# Xorg, questo sconosciuto

## Cazzantonio

Mi sto accorgendo che per cercare sufficente documentazione sull'installazione e la configurazione di xorg (che è ragionevolmente simile a xfree ma ha le sue piccole e cavillose differenze) bisogna girare un sacco

Non è che si potrebbero raccogliere i vari post del forum in 

"Importante: Post Utilissimi * 15/05/2004"

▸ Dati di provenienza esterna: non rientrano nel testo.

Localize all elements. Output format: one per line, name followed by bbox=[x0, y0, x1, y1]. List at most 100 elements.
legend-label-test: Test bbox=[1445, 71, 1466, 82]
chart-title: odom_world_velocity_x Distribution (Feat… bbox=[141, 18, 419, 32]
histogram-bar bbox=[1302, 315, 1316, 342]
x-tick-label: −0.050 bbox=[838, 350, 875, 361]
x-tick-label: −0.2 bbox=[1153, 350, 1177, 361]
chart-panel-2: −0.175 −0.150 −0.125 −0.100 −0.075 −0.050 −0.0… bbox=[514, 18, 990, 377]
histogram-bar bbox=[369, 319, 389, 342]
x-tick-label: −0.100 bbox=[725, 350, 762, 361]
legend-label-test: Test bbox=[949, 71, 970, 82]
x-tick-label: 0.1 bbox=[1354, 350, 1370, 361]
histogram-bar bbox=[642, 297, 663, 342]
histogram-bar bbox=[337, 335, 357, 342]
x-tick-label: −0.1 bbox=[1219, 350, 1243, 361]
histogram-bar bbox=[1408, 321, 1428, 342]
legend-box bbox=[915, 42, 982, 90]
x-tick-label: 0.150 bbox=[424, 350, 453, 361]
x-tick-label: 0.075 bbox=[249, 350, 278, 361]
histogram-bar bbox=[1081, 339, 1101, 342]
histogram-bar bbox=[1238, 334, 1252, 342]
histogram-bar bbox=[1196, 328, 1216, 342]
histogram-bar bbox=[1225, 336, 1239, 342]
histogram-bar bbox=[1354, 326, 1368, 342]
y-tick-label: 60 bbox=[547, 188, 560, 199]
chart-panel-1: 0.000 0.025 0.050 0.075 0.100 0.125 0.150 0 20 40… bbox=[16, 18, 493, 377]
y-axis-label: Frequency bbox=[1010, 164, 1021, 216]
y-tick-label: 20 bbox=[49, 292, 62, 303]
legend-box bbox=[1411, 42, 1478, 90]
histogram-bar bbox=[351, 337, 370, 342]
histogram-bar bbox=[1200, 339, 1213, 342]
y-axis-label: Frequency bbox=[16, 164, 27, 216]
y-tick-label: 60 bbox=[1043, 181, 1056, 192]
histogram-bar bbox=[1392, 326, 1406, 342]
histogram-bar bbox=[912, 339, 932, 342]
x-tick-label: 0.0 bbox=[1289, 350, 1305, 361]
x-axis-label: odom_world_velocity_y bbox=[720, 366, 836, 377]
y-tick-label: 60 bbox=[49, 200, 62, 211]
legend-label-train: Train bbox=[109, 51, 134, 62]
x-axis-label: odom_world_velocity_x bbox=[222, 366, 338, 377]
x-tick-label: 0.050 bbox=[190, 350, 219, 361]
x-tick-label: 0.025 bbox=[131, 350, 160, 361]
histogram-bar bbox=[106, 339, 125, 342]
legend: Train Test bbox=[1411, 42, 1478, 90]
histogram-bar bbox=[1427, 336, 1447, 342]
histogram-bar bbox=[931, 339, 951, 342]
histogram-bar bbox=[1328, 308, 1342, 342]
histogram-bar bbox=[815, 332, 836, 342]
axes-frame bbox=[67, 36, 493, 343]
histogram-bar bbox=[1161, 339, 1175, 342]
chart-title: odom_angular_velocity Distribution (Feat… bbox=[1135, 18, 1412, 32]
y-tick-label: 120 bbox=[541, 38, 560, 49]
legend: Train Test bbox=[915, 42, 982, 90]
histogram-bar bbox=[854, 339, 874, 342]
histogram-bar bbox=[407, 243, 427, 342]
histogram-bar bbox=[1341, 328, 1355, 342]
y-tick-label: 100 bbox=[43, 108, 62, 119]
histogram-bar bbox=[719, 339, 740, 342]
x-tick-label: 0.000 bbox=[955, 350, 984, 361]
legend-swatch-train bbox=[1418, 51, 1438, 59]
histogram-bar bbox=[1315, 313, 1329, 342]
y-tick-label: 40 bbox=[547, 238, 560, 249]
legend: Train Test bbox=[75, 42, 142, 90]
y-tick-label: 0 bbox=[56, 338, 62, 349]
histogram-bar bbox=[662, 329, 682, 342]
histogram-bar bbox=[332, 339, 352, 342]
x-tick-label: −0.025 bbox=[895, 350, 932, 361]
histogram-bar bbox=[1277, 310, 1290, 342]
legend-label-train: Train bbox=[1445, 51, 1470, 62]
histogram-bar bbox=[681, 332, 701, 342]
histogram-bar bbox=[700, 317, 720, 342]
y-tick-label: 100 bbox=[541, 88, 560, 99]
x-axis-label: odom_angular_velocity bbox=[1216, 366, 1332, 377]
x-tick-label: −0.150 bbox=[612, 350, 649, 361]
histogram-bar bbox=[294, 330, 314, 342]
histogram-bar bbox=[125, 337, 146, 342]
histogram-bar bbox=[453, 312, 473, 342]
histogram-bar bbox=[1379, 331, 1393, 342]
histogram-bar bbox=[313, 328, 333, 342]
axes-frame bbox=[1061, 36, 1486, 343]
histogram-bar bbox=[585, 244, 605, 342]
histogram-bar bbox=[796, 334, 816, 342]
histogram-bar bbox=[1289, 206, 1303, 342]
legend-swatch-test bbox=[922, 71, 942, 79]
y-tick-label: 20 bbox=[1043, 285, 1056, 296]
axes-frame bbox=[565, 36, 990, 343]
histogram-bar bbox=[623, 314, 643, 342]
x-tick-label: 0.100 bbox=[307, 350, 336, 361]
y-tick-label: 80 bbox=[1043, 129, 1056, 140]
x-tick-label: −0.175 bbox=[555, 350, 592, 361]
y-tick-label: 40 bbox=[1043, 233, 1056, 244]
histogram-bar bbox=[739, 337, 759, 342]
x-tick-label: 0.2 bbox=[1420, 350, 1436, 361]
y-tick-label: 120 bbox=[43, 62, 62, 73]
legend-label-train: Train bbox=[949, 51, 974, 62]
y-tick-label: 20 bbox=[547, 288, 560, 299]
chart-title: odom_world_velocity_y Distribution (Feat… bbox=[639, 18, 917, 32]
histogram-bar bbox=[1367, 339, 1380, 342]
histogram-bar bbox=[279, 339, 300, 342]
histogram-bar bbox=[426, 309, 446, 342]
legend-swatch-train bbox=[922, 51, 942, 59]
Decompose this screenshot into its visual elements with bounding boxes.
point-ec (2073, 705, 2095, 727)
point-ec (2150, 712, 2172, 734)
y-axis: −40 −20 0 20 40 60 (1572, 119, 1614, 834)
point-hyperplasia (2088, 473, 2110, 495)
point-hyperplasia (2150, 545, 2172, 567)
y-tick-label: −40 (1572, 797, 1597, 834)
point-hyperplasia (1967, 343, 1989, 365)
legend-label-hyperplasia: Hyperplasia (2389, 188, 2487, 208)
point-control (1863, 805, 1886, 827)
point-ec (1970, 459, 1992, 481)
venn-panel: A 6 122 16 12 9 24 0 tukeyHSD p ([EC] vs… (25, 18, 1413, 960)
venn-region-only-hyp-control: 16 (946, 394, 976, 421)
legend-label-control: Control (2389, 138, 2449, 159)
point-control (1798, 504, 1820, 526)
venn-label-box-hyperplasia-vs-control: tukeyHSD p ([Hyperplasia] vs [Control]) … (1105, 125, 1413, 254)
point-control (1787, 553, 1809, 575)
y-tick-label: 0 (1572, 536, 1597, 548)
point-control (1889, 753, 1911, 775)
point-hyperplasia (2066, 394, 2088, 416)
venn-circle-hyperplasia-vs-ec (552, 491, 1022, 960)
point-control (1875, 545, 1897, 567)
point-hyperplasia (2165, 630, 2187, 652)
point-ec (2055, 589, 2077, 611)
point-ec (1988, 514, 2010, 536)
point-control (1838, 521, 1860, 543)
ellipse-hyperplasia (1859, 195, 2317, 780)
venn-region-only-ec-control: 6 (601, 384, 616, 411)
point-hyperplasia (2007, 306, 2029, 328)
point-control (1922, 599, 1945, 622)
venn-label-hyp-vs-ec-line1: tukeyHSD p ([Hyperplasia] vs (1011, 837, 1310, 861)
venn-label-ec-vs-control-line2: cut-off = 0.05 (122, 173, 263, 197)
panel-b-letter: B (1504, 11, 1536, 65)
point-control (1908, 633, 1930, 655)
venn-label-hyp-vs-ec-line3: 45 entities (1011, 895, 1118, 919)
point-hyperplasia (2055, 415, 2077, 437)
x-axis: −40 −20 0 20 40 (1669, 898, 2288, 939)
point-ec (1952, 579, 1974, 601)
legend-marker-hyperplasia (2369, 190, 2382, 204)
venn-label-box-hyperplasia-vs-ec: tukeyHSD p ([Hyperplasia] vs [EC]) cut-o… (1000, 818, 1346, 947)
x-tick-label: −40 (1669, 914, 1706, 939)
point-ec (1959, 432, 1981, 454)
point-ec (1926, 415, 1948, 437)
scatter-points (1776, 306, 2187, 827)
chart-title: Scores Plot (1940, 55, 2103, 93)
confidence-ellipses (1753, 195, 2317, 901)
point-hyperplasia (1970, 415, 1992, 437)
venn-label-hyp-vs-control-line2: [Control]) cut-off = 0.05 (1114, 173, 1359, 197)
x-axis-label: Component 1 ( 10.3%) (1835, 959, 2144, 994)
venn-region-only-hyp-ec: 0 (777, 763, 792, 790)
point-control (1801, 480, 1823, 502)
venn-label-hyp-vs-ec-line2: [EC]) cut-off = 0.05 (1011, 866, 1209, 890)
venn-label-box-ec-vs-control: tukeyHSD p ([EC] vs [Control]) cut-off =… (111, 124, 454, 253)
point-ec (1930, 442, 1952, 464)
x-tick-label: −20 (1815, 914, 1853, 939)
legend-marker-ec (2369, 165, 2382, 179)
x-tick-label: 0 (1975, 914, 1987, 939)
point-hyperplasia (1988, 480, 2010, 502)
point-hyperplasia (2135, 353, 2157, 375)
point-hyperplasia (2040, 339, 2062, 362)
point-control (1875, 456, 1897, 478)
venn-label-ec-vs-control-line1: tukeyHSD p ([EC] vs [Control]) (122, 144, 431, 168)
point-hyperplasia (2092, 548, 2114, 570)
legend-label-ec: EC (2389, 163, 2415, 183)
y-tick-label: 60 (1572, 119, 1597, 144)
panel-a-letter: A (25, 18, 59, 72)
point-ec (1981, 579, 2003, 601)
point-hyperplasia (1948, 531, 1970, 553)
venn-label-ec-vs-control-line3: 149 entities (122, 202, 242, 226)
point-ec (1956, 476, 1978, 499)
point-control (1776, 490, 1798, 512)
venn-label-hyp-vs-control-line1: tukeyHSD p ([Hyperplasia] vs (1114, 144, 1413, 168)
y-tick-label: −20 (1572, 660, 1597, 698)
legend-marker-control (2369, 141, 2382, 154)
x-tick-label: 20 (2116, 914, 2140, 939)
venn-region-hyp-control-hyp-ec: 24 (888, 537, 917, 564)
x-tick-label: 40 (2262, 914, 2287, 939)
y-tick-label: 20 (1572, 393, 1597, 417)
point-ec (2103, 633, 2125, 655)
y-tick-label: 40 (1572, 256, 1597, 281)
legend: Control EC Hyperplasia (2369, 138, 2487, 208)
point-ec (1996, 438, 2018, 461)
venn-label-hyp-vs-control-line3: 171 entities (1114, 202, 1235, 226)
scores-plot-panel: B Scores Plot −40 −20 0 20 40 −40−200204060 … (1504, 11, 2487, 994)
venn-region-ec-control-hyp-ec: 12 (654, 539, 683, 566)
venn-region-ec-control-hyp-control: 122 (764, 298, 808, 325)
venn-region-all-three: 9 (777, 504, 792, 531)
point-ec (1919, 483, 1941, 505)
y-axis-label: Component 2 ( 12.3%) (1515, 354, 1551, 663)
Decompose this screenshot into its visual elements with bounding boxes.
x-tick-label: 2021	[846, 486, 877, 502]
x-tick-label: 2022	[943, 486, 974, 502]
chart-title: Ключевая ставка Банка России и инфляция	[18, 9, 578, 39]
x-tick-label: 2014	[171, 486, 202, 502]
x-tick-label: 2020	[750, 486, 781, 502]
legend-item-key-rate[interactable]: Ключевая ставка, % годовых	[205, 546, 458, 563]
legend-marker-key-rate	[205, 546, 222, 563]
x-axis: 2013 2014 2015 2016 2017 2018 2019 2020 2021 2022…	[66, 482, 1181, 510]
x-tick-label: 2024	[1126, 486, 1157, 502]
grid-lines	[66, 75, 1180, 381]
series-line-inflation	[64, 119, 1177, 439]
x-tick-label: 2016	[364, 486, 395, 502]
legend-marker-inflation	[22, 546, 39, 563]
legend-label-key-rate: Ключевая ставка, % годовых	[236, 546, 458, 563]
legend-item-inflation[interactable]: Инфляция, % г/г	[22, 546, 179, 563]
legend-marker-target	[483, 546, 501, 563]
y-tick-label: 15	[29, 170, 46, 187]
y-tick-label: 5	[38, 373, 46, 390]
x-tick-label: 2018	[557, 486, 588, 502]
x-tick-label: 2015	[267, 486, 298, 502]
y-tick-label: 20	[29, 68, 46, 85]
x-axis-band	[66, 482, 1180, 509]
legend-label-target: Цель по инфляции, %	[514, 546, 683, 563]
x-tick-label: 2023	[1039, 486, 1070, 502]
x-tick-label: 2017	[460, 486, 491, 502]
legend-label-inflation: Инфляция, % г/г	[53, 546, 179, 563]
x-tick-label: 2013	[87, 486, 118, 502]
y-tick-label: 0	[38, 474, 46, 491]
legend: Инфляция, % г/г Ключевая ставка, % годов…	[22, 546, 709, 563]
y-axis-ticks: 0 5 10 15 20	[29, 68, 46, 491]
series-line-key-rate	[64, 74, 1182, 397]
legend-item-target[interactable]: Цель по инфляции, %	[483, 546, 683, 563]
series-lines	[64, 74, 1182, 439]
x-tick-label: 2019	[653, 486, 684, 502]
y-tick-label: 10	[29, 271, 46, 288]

in generale molti post su xorg sono utilissimi

----------

## MyZelF

http://www.gentoo.org/doc/en/xorg-config.xml

----------

## randomaze

 *MyZelF wrote:*   

> http://www.gentoo.org/doc/en/xorg-config.xml

 

Thanks, mi era sfuggita  :Razz: 

----------

## MyZelF

Più che altro è una new entry... (e per questo motivo al momento non ne esiste ancora la traduzione italiana)

----------

## randomaze

 *MyZelF wrote:*   

> Più che altro è una new entry... (e per questo motivo al momento non ne esiste ancora la traduzione italiana)

 

Si, ma credo che intanto la leggo in inglese... magari ho dimenticato qualcosa nella mia configurazione  :Razz: 

Poi per la traduzione italiana... attendo impaziente  :Very Happy: 

----------

## Cazzantonio

comunque esiste tanta documentazione a giro per i post (che a volte è più esaustiva della guida gentoo) che sarebbe utile riunire in un unico post...

----------

## MyZelF

Se hai tempo / voglia potresti preparare un post con una serie di link a queste risorse.

----------

## Cazzantonio

Appena metto su xorg lo faccio

Volevo farlo stasera ma ho visto che xorg è ancora masked ~x86... aspetterò  che venga smascherato (o magari se mi viene di reinstallare tutto...)

----------